K. Han,1 T. Peyret,2 A. Quartino,1 N. H. Gosselin,2 M. Mouksassi,2 S. Girish,1 D. E. Allison,1 J. Jin1; 1Genentech, South San Francisco, CA, 2Pharsight, Montreal, QC, Canada
BACKGROUND: Bevacizumab (BEV) is approved for various cancers. BEV pharmacokinetics (PK) was previously analyzed based on limited data. This analysis aimed to comprehensively characterize BEV PK and explore the influence of patient variables on BEV PK based on a large database.
METHODS: Rich and sparse BEV serum concentration (Cs) data were collected from phase I, II and III studies. BEV was given intravenously as a single agent or in combination with chemotherapy for both single- and multiple-dose schedules. Population PK analysis was performed using NONMEM. Precision of parameter estimation was evaluated using bootstrapping.
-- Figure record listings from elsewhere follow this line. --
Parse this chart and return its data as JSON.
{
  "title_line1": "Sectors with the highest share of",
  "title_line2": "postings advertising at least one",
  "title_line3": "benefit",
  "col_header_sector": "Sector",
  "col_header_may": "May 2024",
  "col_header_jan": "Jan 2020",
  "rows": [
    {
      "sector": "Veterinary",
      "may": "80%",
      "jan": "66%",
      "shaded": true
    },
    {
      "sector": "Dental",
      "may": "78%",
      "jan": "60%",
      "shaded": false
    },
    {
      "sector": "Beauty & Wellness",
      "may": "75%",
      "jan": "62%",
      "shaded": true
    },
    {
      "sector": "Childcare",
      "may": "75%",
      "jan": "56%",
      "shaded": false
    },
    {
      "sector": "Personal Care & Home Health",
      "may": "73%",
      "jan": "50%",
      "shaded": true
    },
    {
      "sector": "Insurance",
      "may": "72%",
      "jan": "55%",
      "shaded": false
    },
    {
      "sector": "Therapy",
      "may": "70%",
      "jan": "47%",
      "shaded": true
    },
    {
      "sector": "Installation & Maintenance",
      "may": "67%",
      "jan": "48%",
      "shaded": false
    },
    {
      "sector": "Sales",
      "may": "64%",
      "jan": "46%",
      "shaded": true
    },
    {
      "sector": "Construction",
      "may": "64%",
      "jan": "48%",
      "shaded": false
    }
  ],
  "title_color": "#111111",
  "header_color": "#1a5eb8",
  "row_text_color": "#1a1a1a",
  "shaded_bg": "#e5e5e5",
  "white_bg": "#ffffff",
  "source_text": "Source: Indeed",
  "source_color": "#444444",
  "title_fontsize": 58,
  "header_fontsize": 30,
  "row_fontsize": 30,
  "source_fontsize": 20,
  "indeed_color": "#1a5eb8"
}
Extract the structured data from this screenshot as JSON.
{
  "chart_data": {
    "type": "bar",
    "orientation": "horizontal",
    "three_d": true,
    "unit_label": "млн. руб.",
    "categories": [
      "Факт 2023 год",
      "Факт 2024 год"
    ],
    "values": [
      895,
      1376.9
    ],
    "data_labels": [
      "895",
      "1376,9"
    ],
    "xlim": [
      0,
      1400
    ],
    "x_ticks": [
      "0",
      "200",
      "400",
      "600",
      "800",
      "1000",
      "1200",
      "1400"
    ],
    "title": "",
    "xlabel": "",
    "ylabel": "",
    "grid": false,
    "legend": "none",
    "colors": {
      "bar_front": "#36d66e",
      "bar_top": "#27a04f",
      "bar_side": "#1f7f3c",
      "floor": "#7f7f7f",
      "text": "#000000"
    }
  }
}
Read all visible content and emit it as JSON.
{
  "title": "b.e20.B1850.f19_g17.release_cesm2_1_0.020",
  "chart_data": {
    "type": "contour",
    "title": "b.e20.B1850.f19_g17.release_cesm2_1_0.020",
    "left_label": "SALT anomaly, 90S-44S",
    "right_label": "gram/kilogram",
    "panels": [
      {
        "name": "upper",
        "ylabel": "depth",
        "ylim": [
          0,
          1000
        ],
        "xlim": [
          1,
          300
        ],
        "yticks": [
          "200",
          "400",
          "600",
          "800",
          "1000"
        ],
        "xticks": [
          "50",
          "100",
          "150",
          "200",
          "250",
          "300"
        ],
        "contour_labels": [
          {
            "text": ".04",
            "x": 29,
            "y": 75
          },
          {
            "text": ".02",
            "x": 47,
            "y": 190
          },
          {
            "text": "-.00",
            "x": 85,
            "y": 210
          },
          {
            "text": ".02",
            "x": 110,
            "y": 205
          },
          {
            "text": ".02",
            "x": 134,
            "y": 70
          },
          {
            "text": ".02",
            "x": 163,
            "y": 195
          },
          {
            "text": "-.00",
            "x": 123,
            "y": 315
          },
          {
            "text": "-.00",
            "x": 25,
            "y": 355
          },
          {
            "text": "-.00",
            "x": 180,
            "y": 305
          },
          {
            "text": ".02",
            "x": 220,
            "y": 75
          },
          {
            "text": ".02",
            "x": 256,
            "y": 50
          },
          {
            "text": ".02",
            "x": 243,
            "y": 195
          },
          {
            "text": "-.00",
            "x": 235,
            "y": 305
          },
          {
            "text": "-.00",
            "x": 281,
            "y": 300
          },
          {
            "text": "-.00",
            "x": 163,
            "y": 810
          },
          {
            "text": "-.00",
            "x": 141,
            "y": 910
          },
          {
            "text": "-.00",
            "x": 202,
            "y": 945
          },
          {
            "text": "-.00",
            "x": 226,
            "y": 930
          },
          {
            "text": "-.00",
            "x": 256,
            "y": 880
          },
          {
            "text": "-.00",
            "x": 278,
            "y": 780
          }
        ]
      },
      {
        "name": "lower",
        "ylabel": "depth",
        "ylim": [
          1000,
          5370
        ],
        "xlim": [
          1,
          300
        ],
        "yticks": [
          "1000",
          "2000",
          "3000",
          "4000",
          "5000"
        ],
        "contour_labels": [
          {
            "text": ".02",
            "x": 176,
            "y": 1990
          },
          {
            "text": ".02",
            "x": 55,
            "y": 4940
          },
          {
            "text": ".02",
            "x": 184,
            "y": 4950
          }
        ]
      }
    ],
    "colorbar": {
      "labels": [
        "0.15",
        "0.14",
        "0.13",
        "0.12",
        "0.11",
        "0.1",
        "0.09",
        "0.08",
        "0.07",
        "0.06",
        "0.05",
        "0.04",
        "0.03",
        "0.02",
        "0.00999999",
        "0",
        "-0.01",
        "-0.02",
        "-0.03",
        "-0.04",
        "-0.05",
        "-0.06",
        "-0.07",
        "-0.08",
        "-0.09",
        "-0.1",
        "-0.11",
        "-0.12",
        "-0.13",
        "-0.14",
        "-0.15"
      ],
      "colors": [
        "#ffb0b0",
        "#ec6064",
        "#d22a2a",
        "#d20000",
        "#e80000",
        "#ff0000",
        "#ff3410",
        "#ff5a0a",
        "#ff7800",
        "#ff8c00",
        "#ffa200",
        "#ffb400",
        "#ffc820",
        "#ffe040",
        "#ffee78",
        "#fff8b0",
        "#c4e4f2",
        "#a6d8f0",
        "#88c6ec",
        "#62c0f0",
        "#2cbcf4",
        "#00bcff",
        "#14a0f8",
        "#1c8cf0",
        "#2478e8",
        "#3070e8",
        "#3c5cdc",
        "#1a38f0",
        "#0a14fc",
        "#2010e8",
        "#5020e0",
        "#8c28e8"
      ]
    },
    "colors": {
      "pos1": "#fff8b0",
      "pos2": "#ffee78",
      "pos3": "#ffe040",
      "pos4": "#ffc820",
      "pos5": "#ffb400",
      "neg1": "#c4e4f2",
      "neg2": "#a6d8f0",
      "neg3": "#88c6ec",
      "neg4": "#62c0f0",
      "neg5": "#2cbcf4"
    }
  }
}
RESULTS: In total, 9,742 BEV Cs from 1,792 patients with colorectal, breast, non-small cell lung and prostate cancer were analyzed. BEV doses ranged from 1 to 20 mg/kg at a dosing frequency ranging from every 1 to 3 weeks. A two-compartment model best described the data. The population estimates (SE%) of BEV clearance (CL), central (V1) and peripheral volume of distribution for a 70 kg patient are 9.01 mL/h (1.2%), 2.88 L (0.9%) and 2.57 L (3.1%), respectively. The half-life is 19.6 days. CL and V1 increase with weight, and are higher in males than females by 14% and 18%, respectively. CL decreases with albumin and increases with alkaline phosphatase. BEV exposure is higher in patients receiving interferon treatment than other treatments. Visual predictive check and goodness-of-fit plots confirmed adequate fit and superiority of the final model.
CONCLUSION: A robust BEV population PK model was developed and can be used to simulate BEV exposure to optimize BEV dosing strategies. BEV PK and factors correlated with BEV PK are similar with previous analyses. BEV PK showed dose linearity within the wide dose range. Short-term PK up to 30 days after dose and long-term PK up to 6 months after dose are comparable.